- Literally, the WHOLE chicken
- Which means, it may potentially come with a head, feet, and internal organs
How do I prepare it?
- You will need to clean and then cut the chicken into pieces (quarters will suffice)
- Some people prefer to skin the chicken and make the soup without the skin and reduce the amount of fat by trimming any fat off the chicken first
- The Chinese will use the ENTIRE chicken (except the head), including the feet for their soup
- Put the chicken into boiling water first, drain and then put the cooked chicken into the boiling soup base
Where can I buy this?
- In any supermarket, you can purchase them fresh or frozen
What is the cost?
- Depending on size and quality, you can purchase a frozen whole chicken for around $7 – $15 CAD / chicken
- Fresh can vary as well ranging from $7 – $20 CAD / chicken
- In Hong Kong wet marts, vendors are being phased out from carrying live chickens to date, but they range from $78 – $120 HKD / chicken (this applies to frozen chickens in wet mart as well)
- Boiled white meat is healthier to consume than red meats
- Using the whole chicken (bones and all) helps with providing collagen
- Skinless and boiled chicken is a great low-fat protein.
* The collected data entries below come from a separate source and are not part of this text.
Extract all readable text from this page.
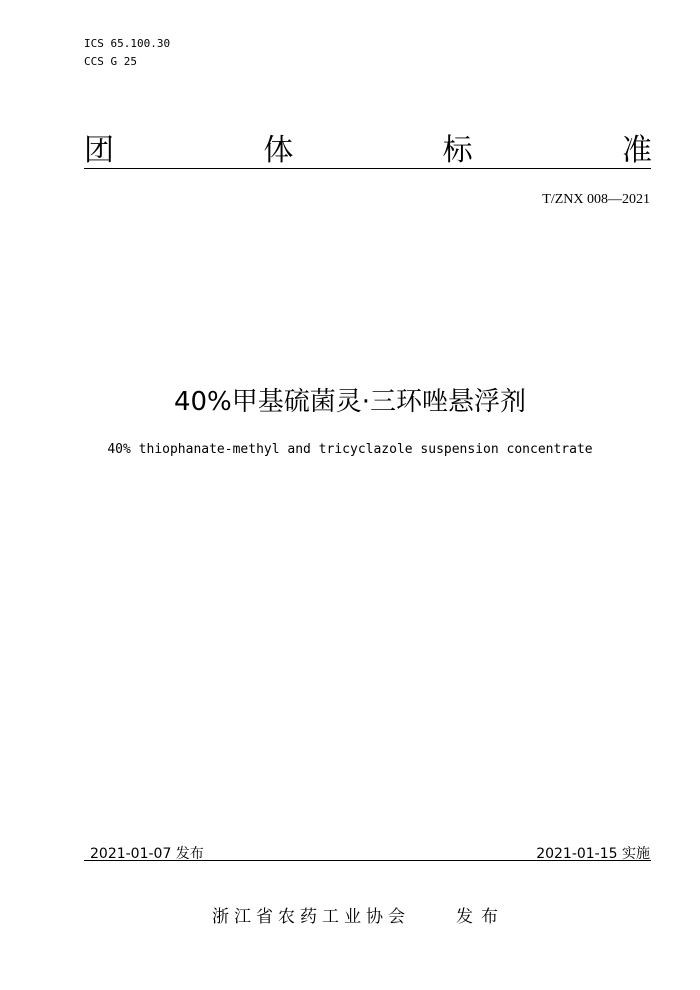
ICS 65.100.30
CCS G 25
团	体	标	准
T/ZNX 008—2021
40%甲基硫菌灵·三环唑悬浮剂
40% thiophanate-methyl and tricyclazole suspension concentrate
2021-01-07 发布	2021-01-15 实施
浙江省农药工业协会	发布
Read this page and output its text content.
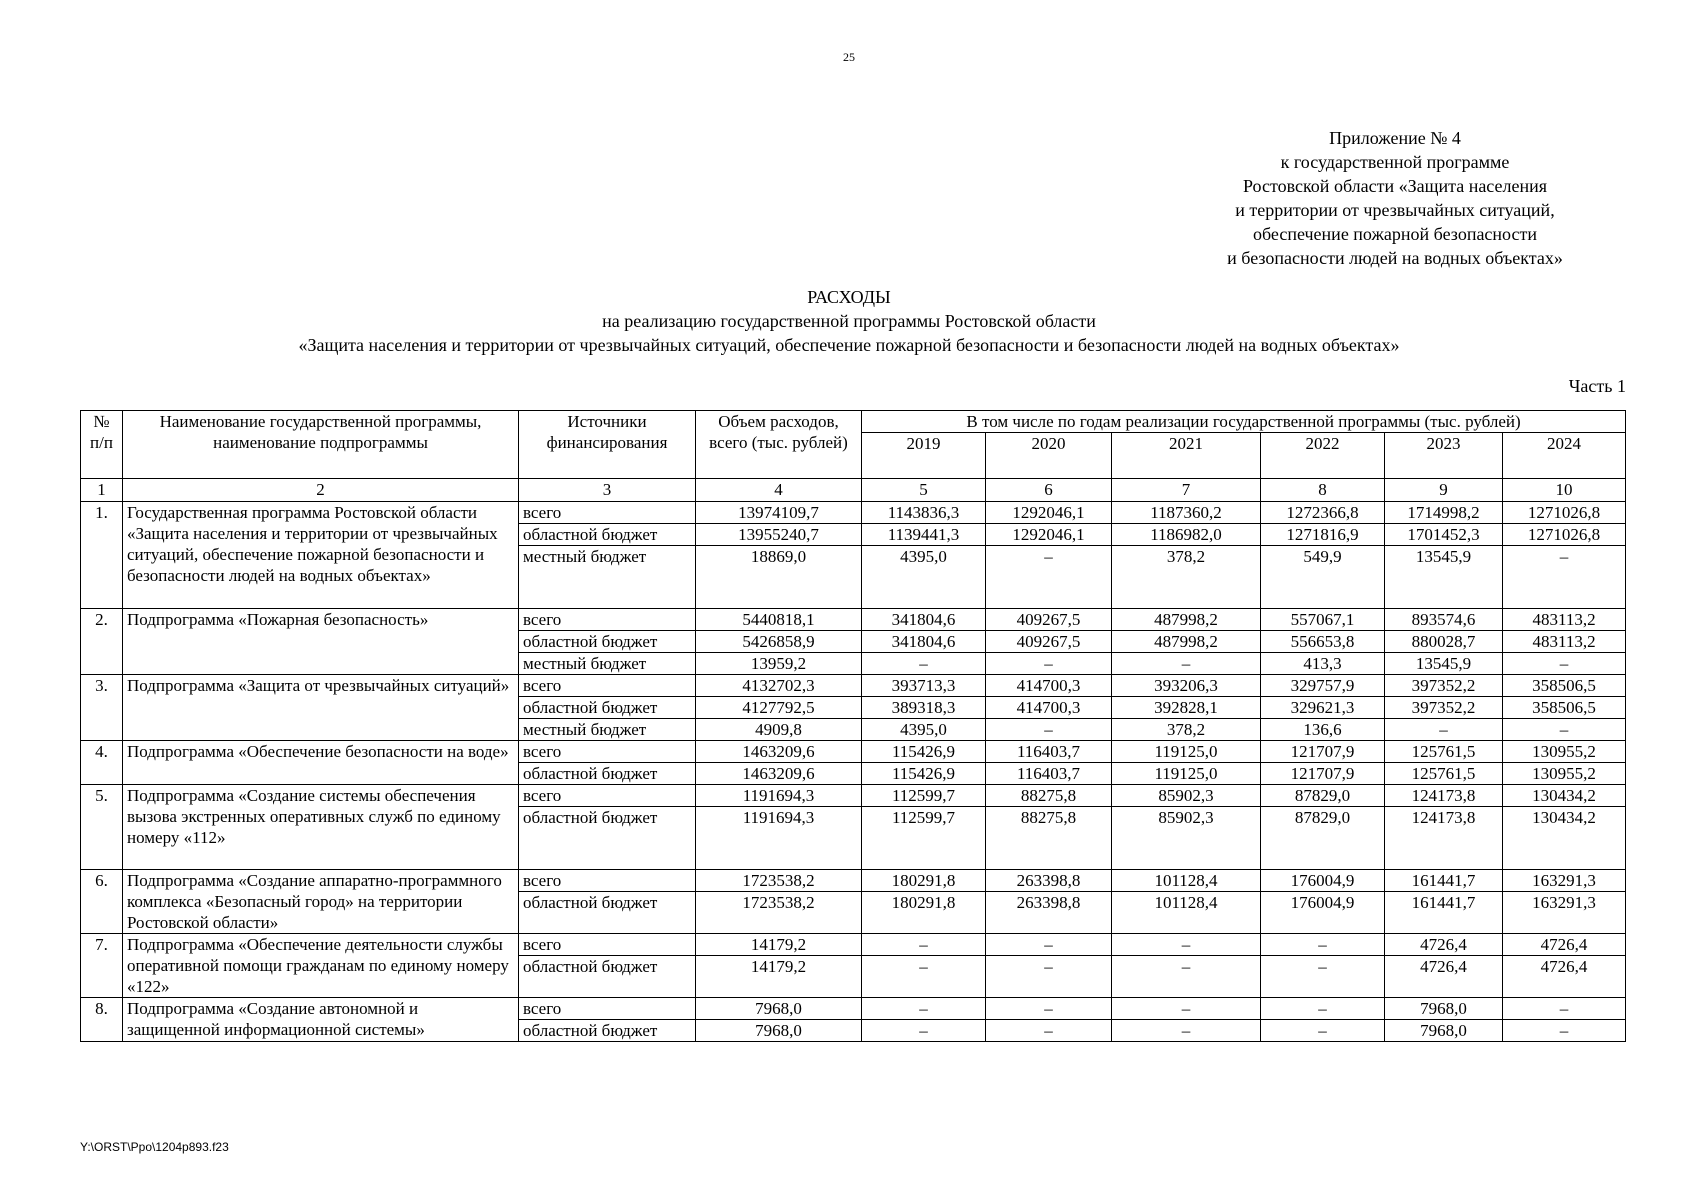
25
Приложение № 4
к государственной программе
Ростовской области «Защита населения
и территории от чрезвычайных ситуаций,
обеспечение пожарной безопасности
и безопасности людей на водных объектах»
РАСХОДЫ
на реализацию государственной программы Ростовской области
«Защита населения и территории от чрезвычайных ситуаций, обеспечение пожарной безопасности и безопасности людей на водных объектах»
Часть 1
№ п/п	Наименование государственной программы, наименование подпрограммы	Источники финансирования	Объем расходов, всего (тыс. рублей)	В том числе по годам реализации государственной программы (тыс. рублей)					
				2019	2020	2021	2022	2023	2024
1	2	3	4	5	6	7	8	9	10
1.	Государственная программа Ростовской области «Защита населения и территории от чрезвычайных ситуаций, обеспечение пожарной безопасности и безопасности людей на водных объектах»	всего	13974109,7	1143836,3	1292046,1	1187360,2	1272366,8	1714998,2	1271026,8
		областной бюджет	13955240,7	1139441,3	1292046,1	1186982,0	1271816,9	1701452,3	1271026,8
		местный бюджет	18869,0	4395,0	–	378,2	549,9	13545,9	–
2.	Подпрограмма «Пожарная безопасность»	всего	5440818,1	341804,6	409267,5	487998,2	557067,1	893574,6	483113,2
		областной бюджет	5426858,9	341804,6	409267,5	487998,2	556653,8	880028,7	483113,2
		местный бюджет	13959,2	–	–	–	413,3	13545,9	–
3.	Подпрограмма «Защита от чрезвычайных ситуаций»	всего	4132702,3	393713,3	414700,3	393206,3	329757,9	397352,2	358506,5
		областной бюджет	4127792,5	389318,3	414700,3	392828,1	329621,3	397352,2	358506,5
		местный бюджет	4909,8	4395,0	–	378,2	136,6	–	–
4.	Подпрограмма «Обеспечение безопасности на воде»	всего	1463209,6	115426,9	116403,7	119125,0	121707,9	125761,5	130955,2
		областной бюджет	1463209,6	115426,9	116403,7	119125,0	121707,9	125761,5	130955,2
5.	Подпрограмма «Создание системы обеспечения вызова экстренных оперативных служб по единому номеру «112»	всего	1191694,3	112599,7	88275,8	85902,3	87829,0	124173,8	130434,2
		областной бюджет	1191694,3	112599,7	88275,8	85902,3	87829,0	124173,8	130434,2
6.	Подпрограмма «Создание аппаратно-программного комплекса «Безопасный город» на территории Ростовской области»	всего	1723538,2	180291,8	263398,8	101128,4	176004,9	161441,7	163291,3
		областной бюджет	1723538,2	180291,8	263398,8	101128,4	176004,9	161441,7	163291,3
7.	Подпрограмма «Обеспечение деятельности службы оперативной помощи гражданам по единому номеру «122»	всего	14179,2	–	–	–	–	4726,4	4726,4
		областной бюджет	14179,2	–	–	–	–	4726,4	4726,4
8.	Подпрограмма «Создание автономной и защищенной информационной системы»	всего	7968,0	–	–	–	–	7968,0	–
		областной бюджет	7968,0	–	–	–	–	7968,0	–
Y:\ORST\Ppo\1204p893.f23
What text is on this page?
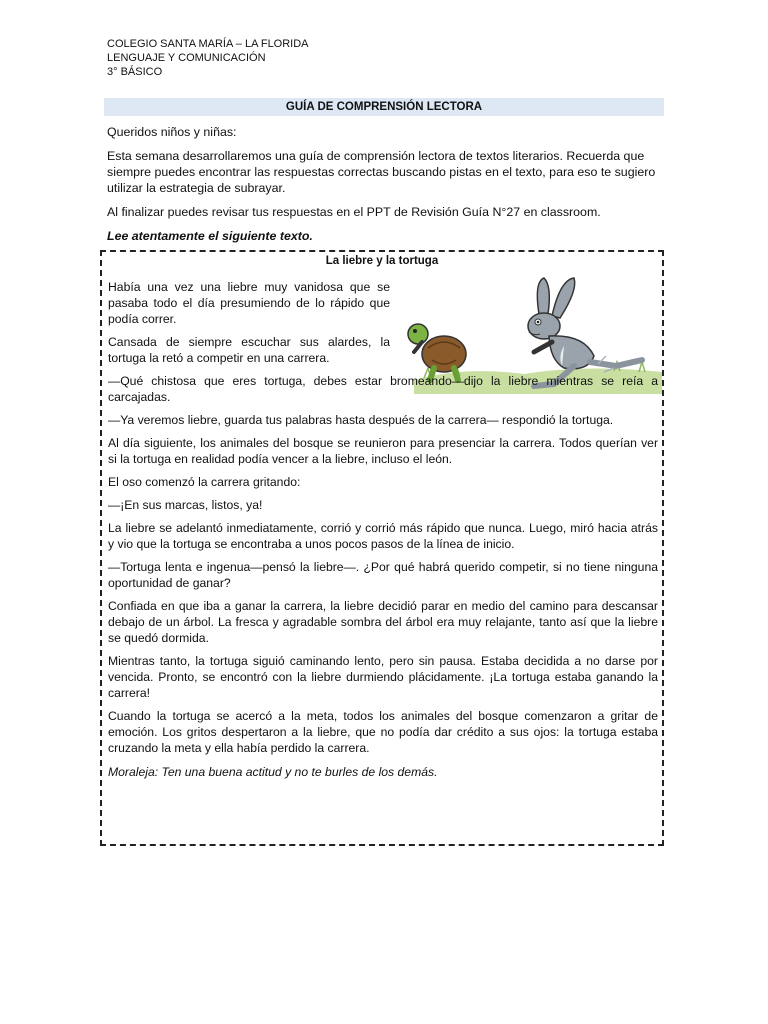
COLEGIO SANTA MARÍA – LA FLORIDA
LENGUAJE Y COMUNICACIÓN
3° BÁSICO
GUÍA DE COMPRENSIÓN LECTORA

Queridos niños y niñas:

Esta semana desarrollaremos una guía de comprensión lectora de textos literarios. Recuerda que siempre puedes encontrar las respuestas correctas buscando pistas en el texto, para eso te sugiero utilizar la estrategia de subrayar.

Al finalizar puedes revisar tus respuestas en el PPT de Revisión Guía N°27 en classroom.

Lee atentamente el siguiente texto.

La liebre y la tortuga

Había una vez una liebre muy vanidosa que se pasaba todo el día presumiendo de lo rápido que podía correr.

Cansada de siempre escuchar sus alardes, la tortuga la retó a competir en una carrera.

—Qué chistosa que eres tortuga, debes estar bromeando—dijo la liebre mientras se reía a carcajadas.

—Ya veremos liebre, guarda tus palabras hasta después de la carrera— respondió la tortuga.

Al día siguiente, los animales del bosque se reunieron para presenciar la carrera. Todos querían ver si la tortuga en realidad podía vencer a la liebre, incluso el león.

El oso comenzó la carrera gritando:

—¡En sus marcas, listos, ya!

La liebre se adelantó inmediatamente, corrió y corrió más rápido que nunca. Luego, miró hacia atrás y vio que la tortuga se encontraba a unos pocos pasos de la línea de inicio.

—Tortuga lenta e ingenua—pensó la liebre—. ¿Por qué habrá querido competir, si no tiene ninguna oportunidad de ganar?

Confiada en que iba a ganar la carrera, la liebre decidió parar en medio del camino para descansar debajo de un árbol. La fresca y agradable sombra del árbol era muy relajante, tanto así que la liebre se quedó dormida.

Mientras tanto, la tortuga siguió caminando lento, pero sin pausa. Estaba decidida a no darse por vencida. Pronto, se encontró con la liebre durmiendo plácidamente. ¡La tortuga estaba ganando la carrera!

Cuando la tortuga se acercó a la meta, todos los animales del bosque comenzaron a gritar de emoción. Los gritos despertaron a la liebre, que no podía dar crédito a sus ojos: la tortuga estaba cruzando la meta y ella había perdido la carrera.

Moraleja: Ten una buena actitud y no te burles de los demás.
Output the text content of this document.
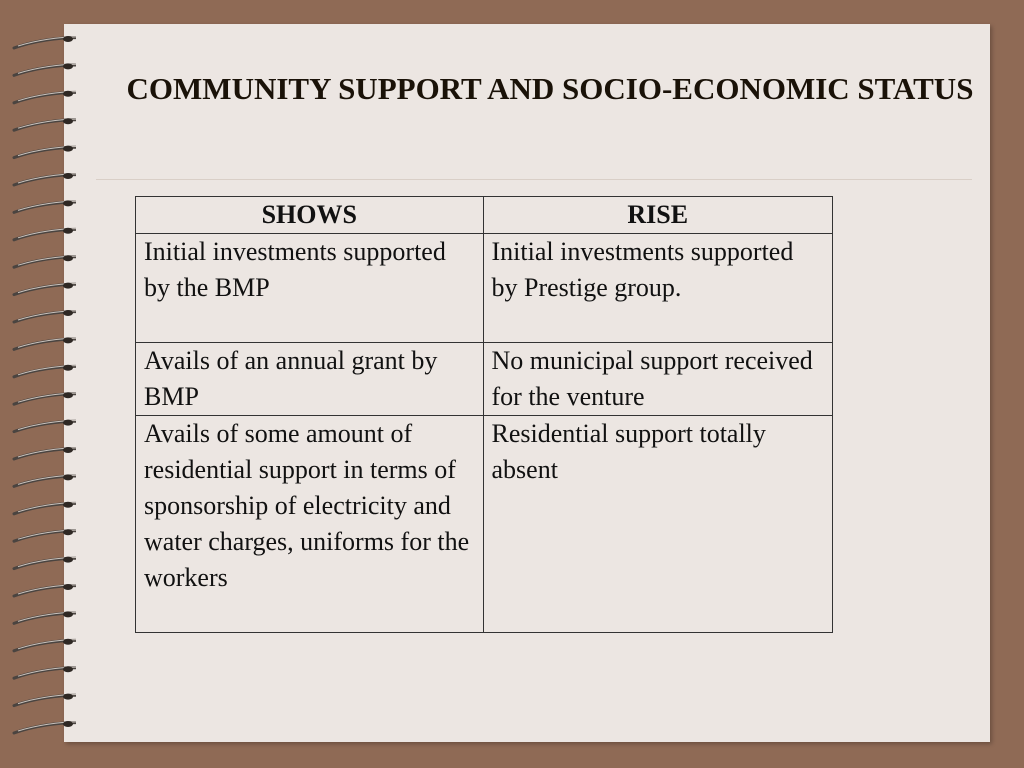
COMMUNITY SUPPORT AND SOCIO-ECONOMIC STATUS
SHOWS	RISE
Initial investments supported by the BMP	Initial investments supported by Prestige group.
Avails of an annual grant by BMP	No municipal support received for the venture
Avails of some amount of residential support in terms of sponsorship of electricity and water charges, uniforms for the workers	Residential support totally absent
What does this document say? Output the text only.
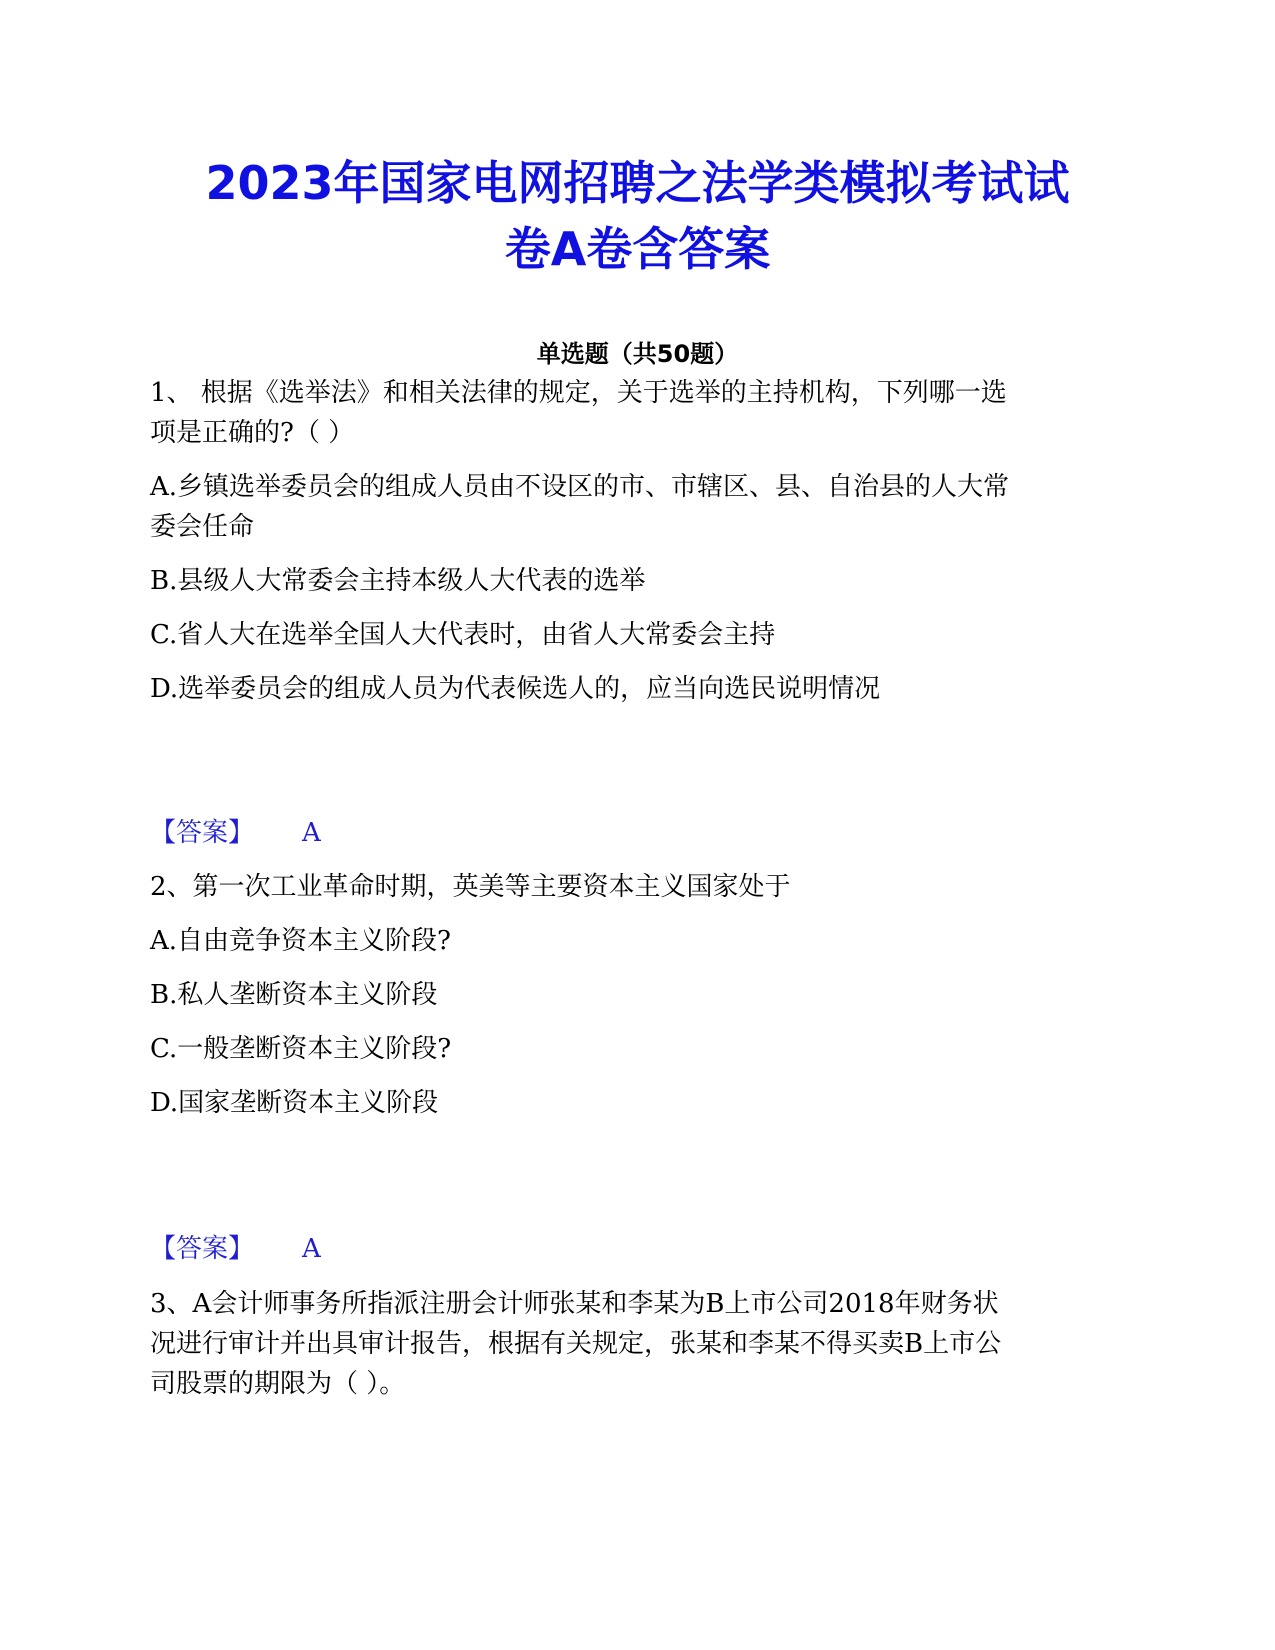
2023年国家电网招聘之法学类模拟考试试
卷A卷含答案

单选题（共50题）

1、 根据《选举法》和相关法律的规定，关于选举的主持机构，下列哪一选

项是正确的?（ ）

A.乡镇选举委员会的组成人员由不设区的市、市辖区、县、自治县的人大常

委会任命

B.县级人大常委会主持本级人大代表的选举

C.省人大在选举全国人大代表时，由省人大常委会主持

D.选举委员会的组成人员为代表候选人的，应当向选民说明情况

【答案】 A

2、第一次工业革命时期，英美等主要资本主义国家处于

A.自由竞争资本主义阶段?

B.私人垄断资本主义阶段

C.一般垄断资本主义阶段?

D.国家垄断资本主义阶段

【答案】 A

3、A会计师事务所指派注册会计师张某和李某为B上市公司2018年财务状

况进行审计并出具审计报告，根据有关规定，张某和李某不得买卖B上市公

司股票的期限为（ ）。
It is lower in calories, fats and saturated fats than most other meats
- Chicken is extremely dense in nutrients, including protein, zinc, iron, phosphorous, riboflavin, thiamin and niacin
- Wash your hands and cutting utensils thoroughly after handling raw poultry to avoid cross-contamination like salmonella
I am a big fan of using the whole chicken. It always seems to taste better with the whole chicken and I highly enjoy eating the meat with the soup – it makes for a hearty meal.